Nourritures

Il y a des mots comme ça, qui abolissent d’eux-mêmes des antinomies bien établies et pourtant artificielles – ainsi en va-t-il de nourriture, que l’on peut utiliser pour évoquer tant les réalités de la chair, que celles de l’esprit.

La restauration rapide et bon marché par exemple, est comparable à certains discours simplistes que l’on nous sert ici et là. On peut faire une indigestion de mayonnaise, ou d’inepties ; être allergique aux saucisses, ou aux idées toutes faites. Le lexique alimentaire établit ainsi une symétrie dans la façon de décrire ce qui arrive au corps et ce qui arrive à l’esprit. Mais que l’on parle de nourritures matérielles ou immatérielles, il existe des perspectives plus heureuses que les dérives du consumérisme. Nourrir le corps et nourrir l’intelligence sont en effet d’abord des soins, que l’on prend et que l’on donne. Comment penser cette question dans l’éducation professionnelle de la petite enfance ? Qu’est-ce qui est bon ? Comment nourrir le feu des brindilles, l’espoir des nourrissons ? Existe-t-il une prédominance entre le corps et l’esprit ? Peut-on se contenter de nourrir le corps, peut-on se contenter de nourrir l’esprit ? L’humour est-il une nourriture ? Lorsqu’on travaille dans une institution pour la petite enfance, on est toujours et d’abord dans une relation pédago-éducative, et toujours et d’abord dans une activité de care, que l’on soit au moment du repas, à celui de l’accueil ou de l’activité libre. Autrement dit, le sens de l’activité et son contenu concret sont inséparables. Une EPE[1] active au moment du repas ne fait pas que pourvoir les corps en potage et en spaghetti – comme elle ne fait pas que favoriser l’articulation de chaque individualité dans un collectif. Elle fait les deux choses simultanément, les articulant l’une à l’autre ; et si elle est particulièrement douée, elle réalisera même deux, trois, quatre actions différenciées de front, comprises et harmonisées à travers ce moment-là (nous y reviendrons).

Lorsqu’à l’enfant j’ai dit « Tu goûteras de tout », et que celui-ci m’a répondu « Toi itou », n’aurais-je pas dû comprendre que nous ne parlions pas de la même chose ? Et comme je m’apprêtais à accomplir une action professionnelle relativement aboutie, l’enfant projeta la cuillère pleine de semoule en l’air, curieux peut-être de voir comment tout cela retomberait. On est d’accord, c’est inadmissible[2]. Mais ce n’est pas parce que cette conduite est irrecevable qu’elle ne mérite pas de nourrir nos pensées, surtout si l’on goûte la complexité, qui est ce à quoi elle ouvre.
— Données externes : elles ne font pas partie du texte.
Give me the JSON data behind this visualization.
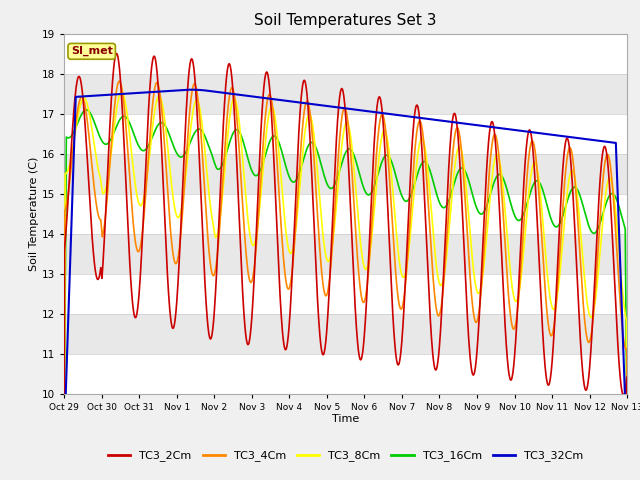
{
  "title": "Soil Temperatures Set 3",
  "xlabel": "Time",
  "ylabel": "Soil Temperature (C)",
  "ylim": [
    10.0,
    19.0
  ],
  "yticks": [
    10.0,
    11.0,
    12.0,
    13.0,
    14.0,
    15.0,
    16.0,
    17.0,
    18.0,
    19.0
  ],
  "xtick_labels": [
    "Oct 29",
    "Oct 30",
    "Oct 31",
    "Nov 1",
    "Nov 2",
    "Nov 3",
    "Nov 4",
    "Nov 5",
    "Nov 6",
    "Nov 7",
    "Nov 8",
    "Nov 9",
    "Nov 10",
    "Nov 11",
    "Nov 12",
    "Nov 13"
  ],
  "colors": {
    "TC3_2Cm": "#cc0000",
    "TC3_4Cm": "#ff8800",
    "TC3_8Cm": "#ffff00",
    "TC3_16Cm": "#00cc00",
    "TC3_32Cm": "#0000cc"
  },
  "annotation_text": "SI_met",
  "annotation_color": "#880000",
  "annotation_bg": "#ffff99",
  "grid_stripe_color": "#d8d8d8",
  "plot_bg": "#e0e0e0",
  "fig_bg": "#f0f0f0",
  "line_width": 1.2
}
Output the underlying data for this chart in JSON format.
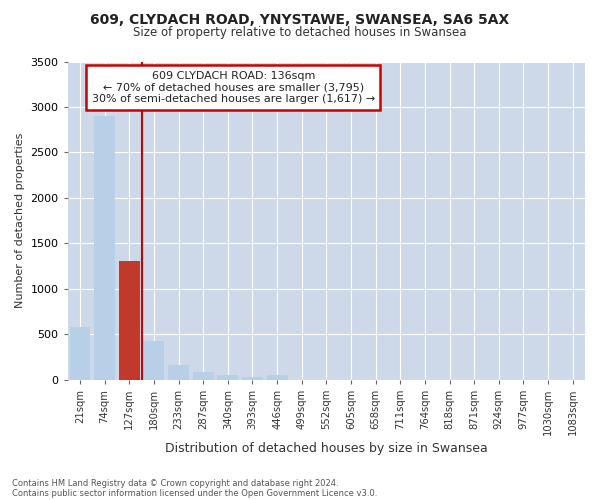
{
  "title_line1": "609, CLYDACH ROAD, YNYSTAWE, SWANSEA, SA6 5AX",
  "title_line2": "Size of property relative to detached houses in Swansea",
  "xlabel": "Distribution of detached houses by size in Swansea",
  "ylabel": "Number of detached properties",
  "annotation_line1": "609 CLYDACH ROAD: 136sqm",
  "annotation_line2": "← 70% of detached houses are smaller (3,795)",
  "annotation_line3": "30% of semi-detached houses are larger (1,617) →",
  "categories": [
    "21sqm",
    "74sqm",
    "127sqm",
    "180sqm",
    "233sqm",
    "287sqm",
    "340sqm",
    "393sqm",
    "446sqm",
    "499sqm",
    "552sqm",
    "605sqm",
    "658sqm",
    "711sqm",
    "764sqm",
    "818sqm",
    "871sqm",
    "924sqm",
    "977sqm",
    "1030sqm",
    "1083sqm"
  ],
  "values": [
    580,
    2900,
    1300,
    420,
    160,
    80,
    55,
    30,
    55,
    0,
    0,
    0,
    0,
    0,
    0,
    0,
    0,
    0,
    0,
    0,
    0
  ],
  "bar_color": "#b8cfe8",
  "highlight_bar_color": "#c0392b",
  "highlight_index": 2,
  "vline_x": 2.5,
  "vline_color": "#cc0000",
  "annotation_box_color": "#cc0000",
  "background_color": "#ffffff",
  "grid_color": "#cdd9e8",
  "ylim": [
    0,
    3500
  ],
  "yticks": [
    0,
    500,
    1000,
    1500,
    2000,
    2500,
    3000,
    3500
  ],
  "footnote1": "Contains HM Land Registry data © Crown copyright and database right 2024.",
  "footnote2": "Contains public sector information licensed under the Open Government Licence v3.0."
}
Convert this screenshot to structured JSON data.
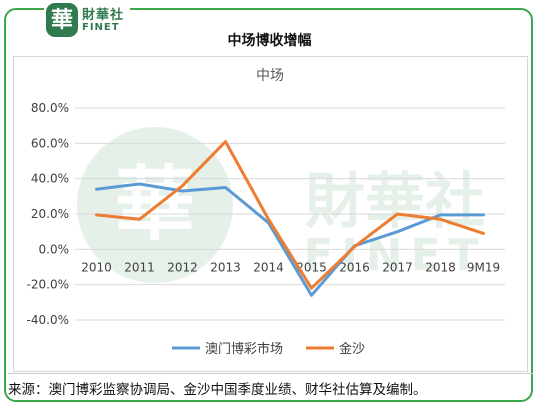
{
  "header": {
    "logo_char": "華",
    "logo_cn": "財華社",
    "logo_en": "FINET",
    "title": "中场博收增幅"
  },
  "watermark": {
    "cn": "財華社",
    "en": "FINET"
  },
  "source": "来源：澳门博彩监察协调局、金沙中国季度业绩、财华社估算及编制。",
  "colors": {
    "frame": "#39a84a",
    "series_macau": "#5b9bd5",
    "series_sands": "#ed7d31"
  },
  "chart_data": {
    "type": "line",
    "title": "中场",
    "categories": [
      "2010",
      "2011",
      "2012",
      "2013",
      "2014",
      "2015",
      "2016",
      "2017",
      "2018",
      "9M19"
    ],
    "series": [
      {
        "name": "澳门博彩市场",
        "values": [
          34,
          37,
          33,
          35,
          15,
          -26,
          2,
          10,
          19.5,
          19.5
        ]
      },
      {
        "name": "金沙",
        "values": [
          19.5,
          17,
          36,
          61,
          17,
          -22,
          1.5,
          20,
          17,
          9
        ]
      }
    ],
    "ylim": [
      -40,
      80
    ],
    "yticks": [
      "80.0%",
      "60.0%",
      "40.0%",
      "20.0%",
      "0.0%",
      "-20.0%",
      "-40.0%"
    ],
    "ytick_values": [
      80,
      60,
      40,
      20,
      0,
      -20,
      -40
    ],
    "grid": true,
    "legend": "bottom"
  }
}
L’un des enjeux de la pensée complexe est en effet de parvenir à voir des choses que l’on n’a pas été préparé à voir, ou que l’on ne s’attendait pas à voir.[3]
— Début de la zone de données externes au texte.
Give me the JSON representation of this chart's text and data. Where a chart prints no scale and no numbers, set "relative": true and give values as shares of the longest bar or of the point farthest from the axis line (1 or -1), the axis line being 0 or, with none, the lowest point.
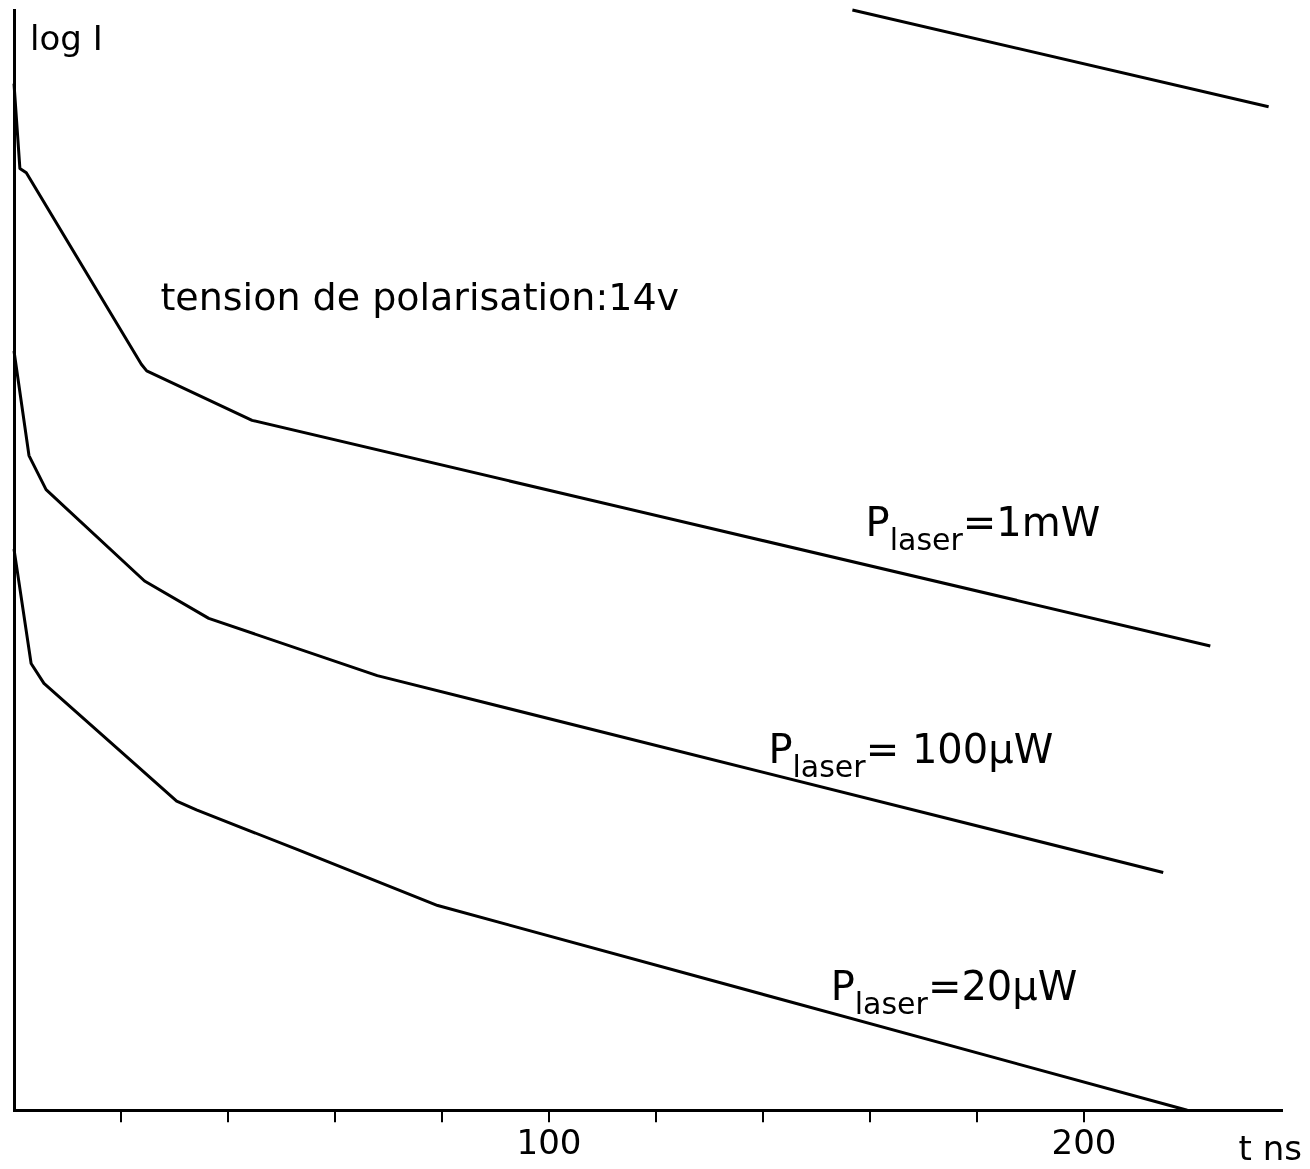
{
  "chart_data": {
    "type": "line",
    "relative": true,
    "xlabel": "t ns",
    "ylabel": "log I",
    "marker": "none",
    "line_style": "solid",
    "grid": false,
    "legend": false,
    "annotations": [
      "tension de polarisation:14v"
    ],
    "xlim": [
      0,
      237
    ],
    "xticks": [
      {
        "value": 20,
        "label": null
      },
      {
        "value": 40,
        "label": null
      },
      {
        "value": 60,
        "label": null
      },
      {
        "value": 80,
        "label": null
      },
      100,
      {
        "value": 120,
        "label": null
      },
      {
        "value": 140,
        "label": null
      },
      {
        "value": 160,
        "label": null
      },
      {
        "value": 180,
        "label": null
      },
      200
    ],
    "series": [
      {
        "color": "#000000",
        "x": [
          156.7,
          234.5
        ],
        "values": [
          1.0,
          0.912
        ]
      },
      {
        "name": "P$_{laser}$=1mW",
        "color": "#000000",
        "x": [
          0,
          1.1,
          2.3,
          23.8,
          24.8,
          44.5,
          223.6
        ],
        "values": [
          0.933,
          0.856,
          0.852,
          0.678,
          0.672,
          0.627,
          0.422
        ]
      },
      {
        "name": "P$_{laser}$= 100µW",
        "color": "#000000",
        "x": [
          0,
          2.8,
          6.0,
          24.4,
          36.4,
          67.9,
          214.8
        ],
        "values": [
          0.69,
          0.595,
          0.564,
          0.481,
          0.447,
          0.395,
          0.216
        ]
      },
      {
        "name": "P$_{laser}$=20µW",
        "color": "#000000",
        "x": [
          0,
          3.2,
          5.6,
          30.4,
          34.1,
          52.9,
          79.2,
          219.3
        ],
        "values": [
          0.51,
          0.406,
          0.388,
          0.281,
          0.273,
          0.237,
          0.186,
          0
        ]
      }
    ]
  }
}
Le moment du repas en crèche-garderie a ceci de remarquable qu’il est une porte ouvrant clairement sur de nombreux aspects du développement humain. On pourra en effet y discerner les facettes langagière, sociale, affective, physiologique, cognitive, motrice, etc. C’est dès lors un moment particulièrement privilégié pour « tisser ensemble » ces différentes dimensions, et en faire un moment où l’on s’adresse au petit humain dans toute sa complexité, lui permettant peut-être d’en prendre conscience. Cela implique qu’on ait l’ambition de former des personnes critiques, créatives et responsables, et pas uniquement des consommateurs.


[1] Educatrice de la petite enfance.

[2] « C’est normal d’être orphelin à cinquante-sept ans. Normal, mais inadmissible. » Serge Gainsbourg.
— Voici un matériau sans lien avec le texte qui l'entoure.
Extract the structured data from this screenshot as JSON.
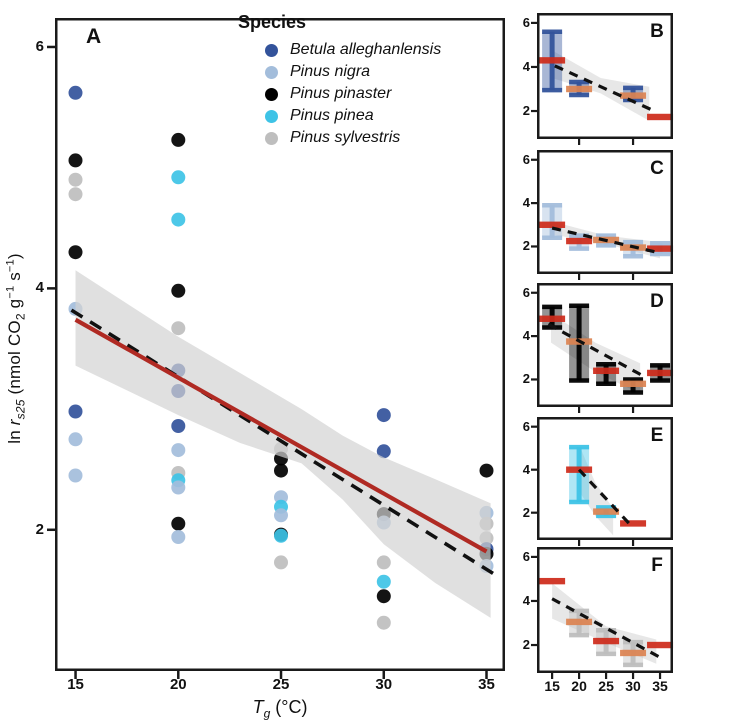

[3] La pensée complexe (cf. p. ex. Edgar Morin. Science avec conscience, Fayard 1982 ; nouvelle éd. Points, 1990) prend en considération le contexte ; c’est une pensée critique, guidée par le souci d’argumenter selon des méthodes rationnelles (elle ne se contente pas de deviner ou croire) ; elle est simultanément créative, prenant en compte les points de vue contradictoires, dont elle cherche une possible synthèse ; et elle est encore et en même temps une pensée responsable, c’est-à-dire ouverte au dialogue et aux divergences, motivée par une volonté de changement. Le choix du terme « complexe » renvoie ainsi clairement à son étymologie latine, signifiant « ce qui est tissé ensemble ».